INNOVANTIProject reference: 330699
Funded under :
Innovative tools to examine the development of antisocial behaviour from early childhood to adolescence: Genetically informative designs and propensity score matching
Total cost:EUR 221 606,4
EU contribution:EUR 221 606,4
Coordinated in:United Kingdom
Topic(s):FP7-PEOPLE-2012-IEF - Marie-Curie Action: "Intra-European fellowships for career development"
Call for proposal:FP7-PEOPLE-2012-IEFSee other projects for this call
Funding scheme:MC-IEF - Intra-European Fellowships (IEF)
Antisocial behaviour is a substantial problem in Europe: detrimental to victims, the youth, families and society as a whole. Among promising research avenues are the use of genetically informative longitudinal studies, as well as research designs aimed to determine which predictors of antisocial behaviour are causative. Using such innovative designs, my primary purpose is to provide a better understanding of the development of antisocial behaviour from early childhood to adolescence and its predictors, which will help to identify important targets for intervention and will provide an indication of when best to intervene.
I will use the Twins Early Development Study (TEDS), a unique data set of 10000 pairs of twins born between 1994 and 1996 and followed from 2 to 16 years.

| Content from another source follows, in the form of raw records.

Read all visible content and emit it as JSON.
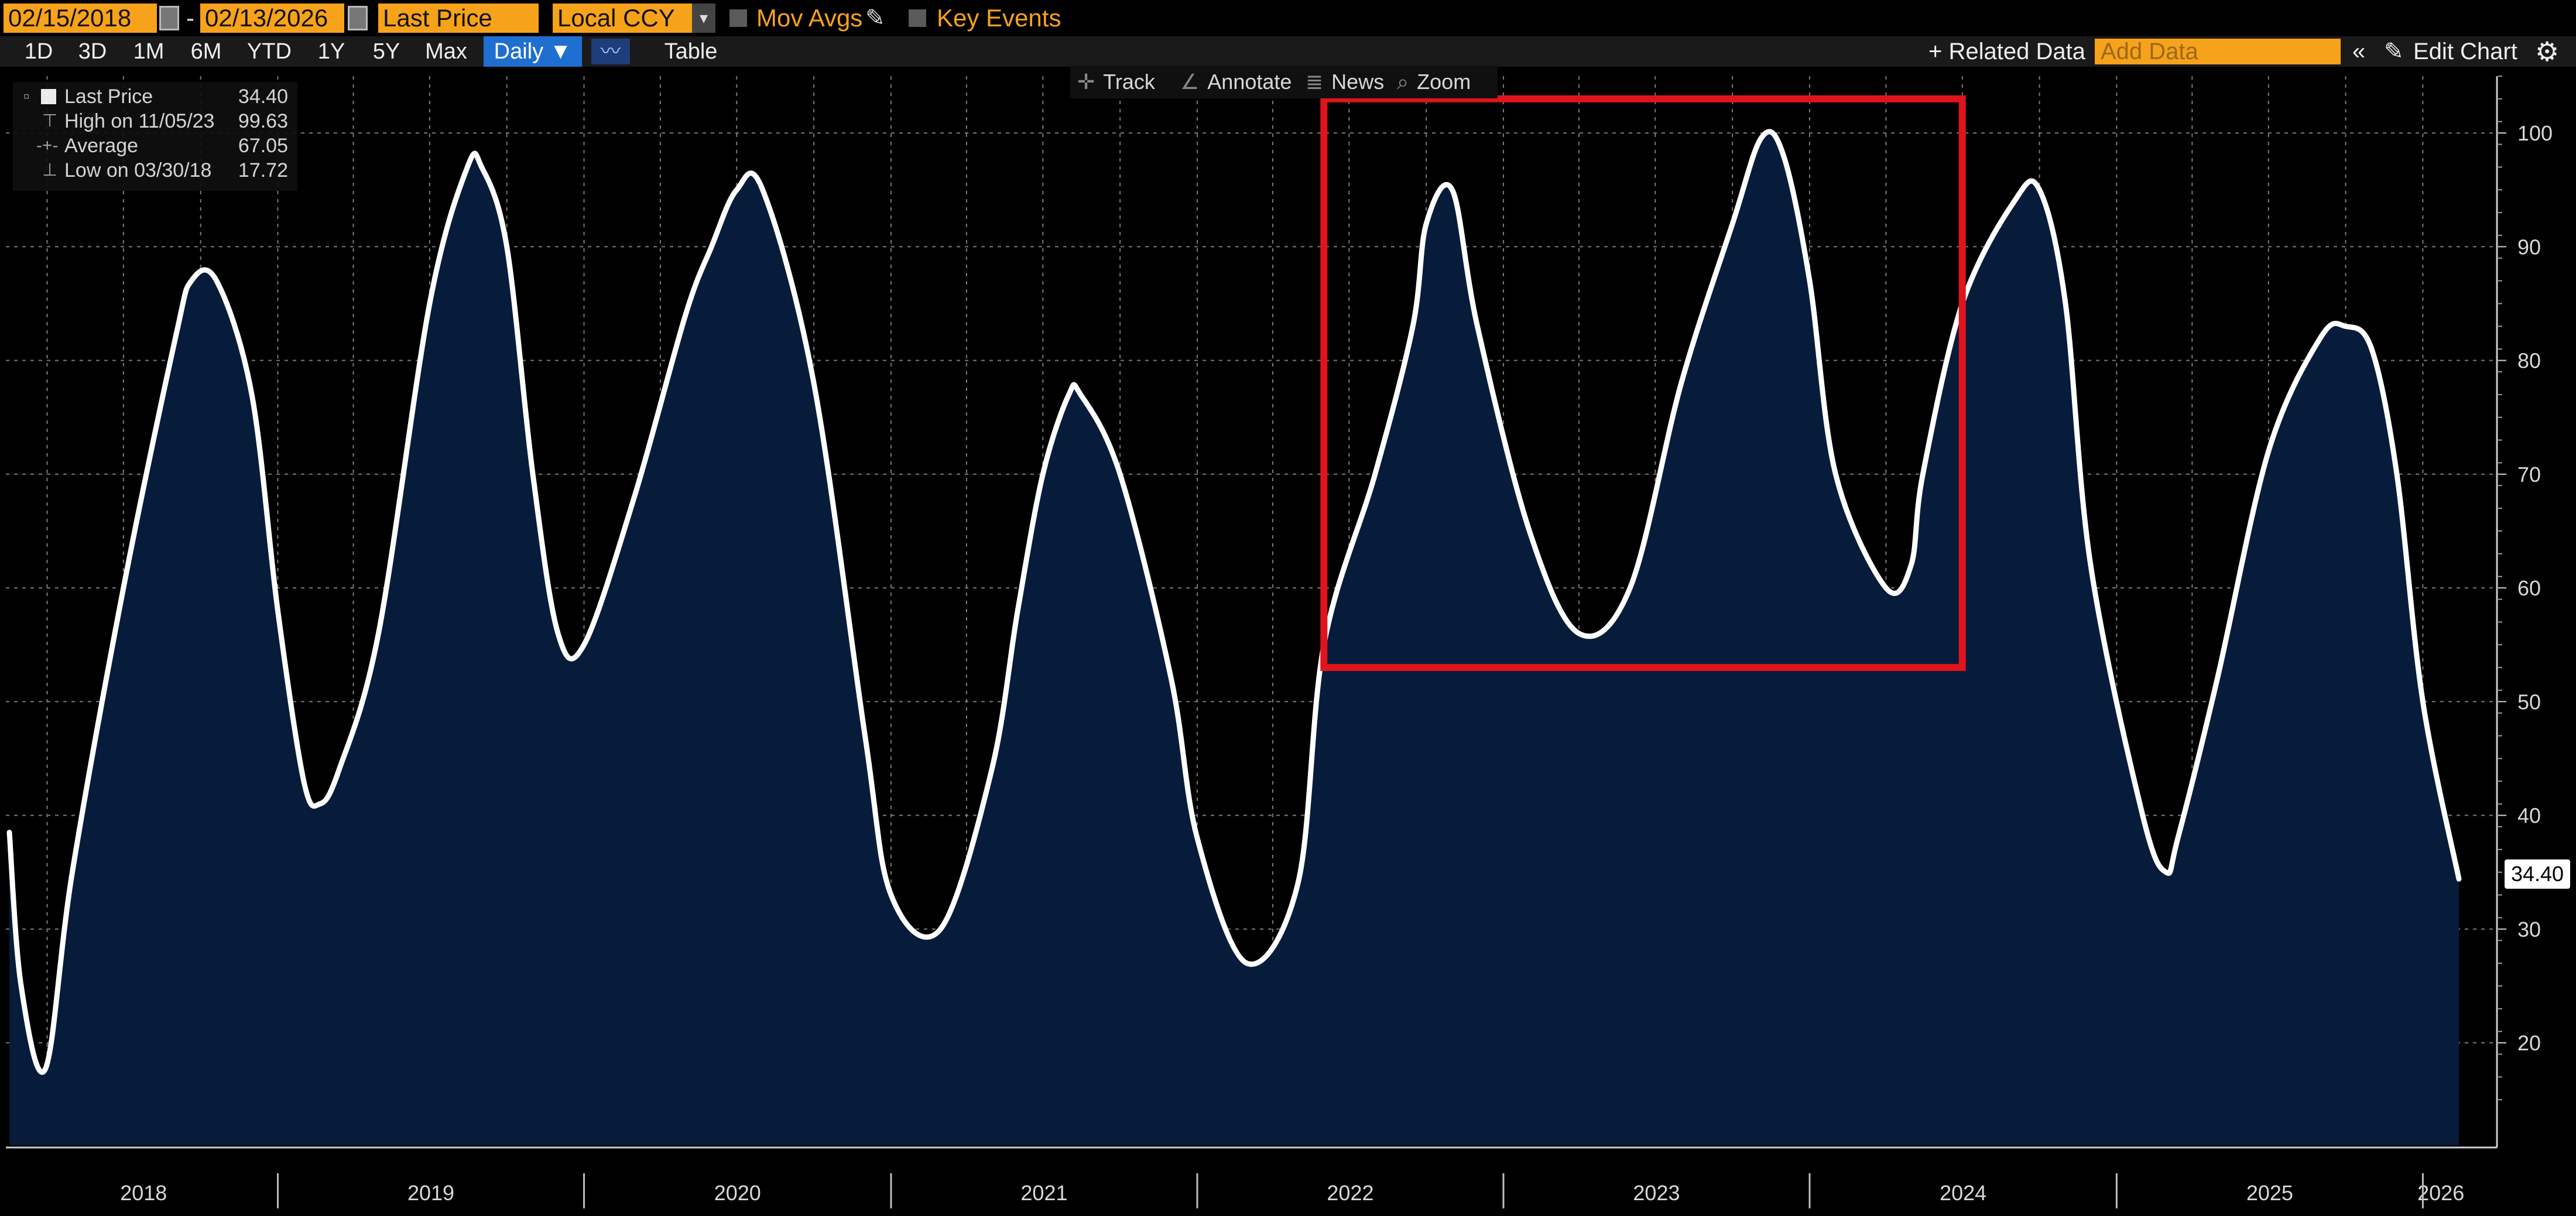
{
  "toolbar": {
    "start_date": "02/15/2018",
    "end_date": "02/13/2026",
    "date_separator": "-",
    "field": "Last Price",
    "currency": "Local CCY",
    "mov_avgs": "Mov Avgs",
    "key_events": "Key Events",
    "periods": [
      "1D",
      "3D",
      "1M",
      "6M",
      "YTD",
      "1Y",
      "5Y",
      "Max"
    ],
    "frequency": "Daily ▼",
    "table": "Table",
    "related_data": "+ Related Data",
    "add_data_placeholder": "Add Data",
    "collapse": "«",
    "edit_chart": "Edit Chart",
    "settings_icon": "gear-icon"
  },
  "chart_tools": {
    "track": "Track",
    "annotate": "Annotate",
    "news": "News",
    "zoom": "Zoom"
  },
  "legend": {
    "last_label": "Last Price",
    "last_value": "34.40",
    "high_label": "High on 11/05/23",
    "high_value": "99.63",
    "avg_label": "Average",
    "avg_value": "67.05",
    "low_label": "Low on 03/30/18",
    "low_value": "17.72"
  },
  "colors": {
    "background": "#000000",
    "area_fill": "#061c3a",
    "line": "#ffffff",
    "highlight_box": "#e0141c",
    "accent": "#f7a21b"
  },
  "chart_data": {
    "type": "area",
    "title": "",
    "xlabel": "",
    "ylabel": "",
    "ylim": [
      11,
      105
    ],
    "y_ticks": [
      20,
      30,
      40,
      50,
      60,
      70,
      80,
      90,
      100
    ],
    "x_tick_labels": [
      "2018",
      "2019",
      "2020",
      "2021",
      "2022",
      "2023",
      "2024",
      "2025",
      "2026"
    ],
    "grid": true,
    "legend_placement": "top-left",
    "last_value_label": "34.40",
    "highlight_box": {
      "x0": "2022-06",
      "x1": "2024-07",
      "y0": 53,
      "y1": 103
    },
    "series": [
      {
        "name": "Last Price",
        "x": [
          "2018-02-15",
          "2018-03-01",
          "2018-03-30",
          "2018-05-01",
          "2018-07-01",
          "2018-09-01",
          "2018-09-20",
          "2018-10-20",
          "2018-12-01",
          "2019-01-01",
          "2019-02-01",
          "2019-02-20",
          "2019-03-15",
          "2019-05-01",
          "2019-07-01",
          "2019-08-15",
          "2019-09-01",
          "2019-10-01",
          "2019-11-01",
          "2019-12-01",
          "2020-01-01",
          "2020-03-01",
          "2020-05-01",
          "2020-06-01",
          "2020-07-01",
          "2020-08-01",
          "2020-10-01",
          "2020-12-01",
          "2021-01-01",
          "2021-03-01",
          "2021-05-01",
          "2021-06-01",
          "2021-07-01",
          "2021-08-01",
          "2021-08-15",
          "2021-10-01",
          "2021-12-01",
          "2022-01-01",
          "2022-03-01",
          "2022-05-01",
          "2022-06-01",
          "2022-08-01",
          "2022-09-15",
          "2022-10-01",
          "2022-11-01",
          "2022-12-01",
          "2023-02-01",
          "2023-04-01",
          "2023-06-01",
          "2023-08-01",
          "2023-10-01",
          "2023-11-05",
          "2023-12-01",
          "2024-01-01",
          "2024-02-01",
          "2024-04-01",
          "2024-05-01",
          "2024-05-15",
          "2024-07-01",
          "2024-09-01",
          "2024-10-01",
          "2024-11-01",
          "2024-12-01",
          "2025-02-01",
          "2025-03-01",
          "2025-03-15",
          "2025-05-01",
          "2025-07-01",
          "2025-09-01",
          "2025-10-01",
          "2025-11-01",
          "2025-12-01",
          "2026-01-01",
          "2026-02-13"
        ],
        "values": [
          38.5,
          25,
          17.72,
          35,
          60,
          82,
          87,
          87,
          77,
          58,
          43,
          41,
          44,
          56,
          85,
          97,
          97,
          90,
          70,
          56,
          55,
          68,
          84,
          90,
          95,
          95,
          78,
          47,
          33,
          30,
          44,
          58,
          70,
          77,
          77,
          70,
          52,
          38,
          27,
          34,
          55,
          70,
          83,
          92,
          95,
          83,
          65,
          56,
          60,
          78,
          92,
          99.63,
          98,
          87,
          70,
          60,
          62,
          70,
          85,
          94,
          95,
          85,
          62,
          40,
          35,
          38,
          52,
          72,
          82,
          83,
          81,
          70,
          50,
          34.4
        ]
      }
    ]
  }
}
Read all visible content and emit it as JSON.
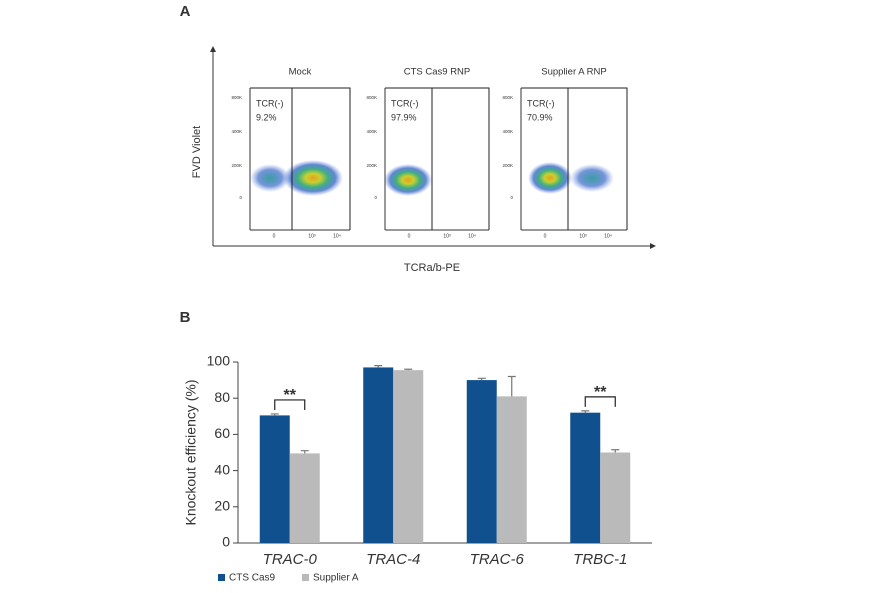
{
  "panel_a": {
    "letter": "A",
    "y_label": "FVD Violet",
    "x_label": "TCRa/b-PE",
    "plots": [
      {
        "title": "Mock",
        "gate": "TCR(-)",
        "percent": "9.2%"
      },
      {
        "title": "CTS Cas9 RNP",
        "gate": "TCR(-)",
        "percent": "97.9%"
      },
      {
        "title": "Supplier A RNP",
        "gate": "TCR(-)",
        "percent": "70.9%"
      }
    ],
    "ytick_labels": [
      "800K",
      "400K",
      "200K",
      "0"
    ],
    "xtick_labels": [
      "0",
      "10³",
      "10⁴"
    ]
  },
  "chart_data": {
    "type": "bar",
    "panel_letter": "B",
    "y_label": "Knockout efficiency (%)",
    "categories": [
      "TRAC-0",
      "TRAC-4",
      "TRAC-6",
      "TRBC-1"
    ],
    "series": [
      {
        "name": "CTS Cas9",
        "color": "#10508e",
        "values": [
          70.5,
          97,
          90,
          72
        ],
        "errors": [
          0.8,
          1,
          1,
          1
        ]
      },
      {
        "name": "Supplier A",
        "color": "#bababa",
        "values": [
          49.5,
          95.5,
          81,
          50
        ],
        "errors": [
          1.5,
          0.5,
          11,
          1.5
        ]
      }
    ],
    "significance": [
      "**",
      null,
      null,
      "**"
    ],
    "ylim": [
      0,
      100
    ],
    "yticks": [
      0,
      20,
      40,
      60,
      80,
      100
    ],
    "legend": "bottom-left"
  }
}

The present project comprises 3 complementary objectives: (1) identify childhood disorder symptoms uniquely predicting adolescent delinquency and identify the genetic and environmental contribution in the prediction; (2) verify whether harsh parental discipline and peer victimization play a causal role in the prediction of antisocial behaviour; (3) determine at which age and for which populations (e.g. disadvantaged populations) heritable or environmental components play a greater role in antisocial behaviour. I will use advanced statistical modelling, namely by combining twin modelling with propensity score matching. The present project will generate new knowledge with both innovative techniques and a data set of unique quality. As such, the project is both innovative and timely.
So far, I have received interdisciplinary training in a world leading research team specialising in antisocial behaviour, which has resulted in high impact publications. With the proposed fellowship, I will benefit from outstanding specialised training and mentoring, which will be crucial to establish myself as an independent researcher and contribute to the excellence of the European Research Area.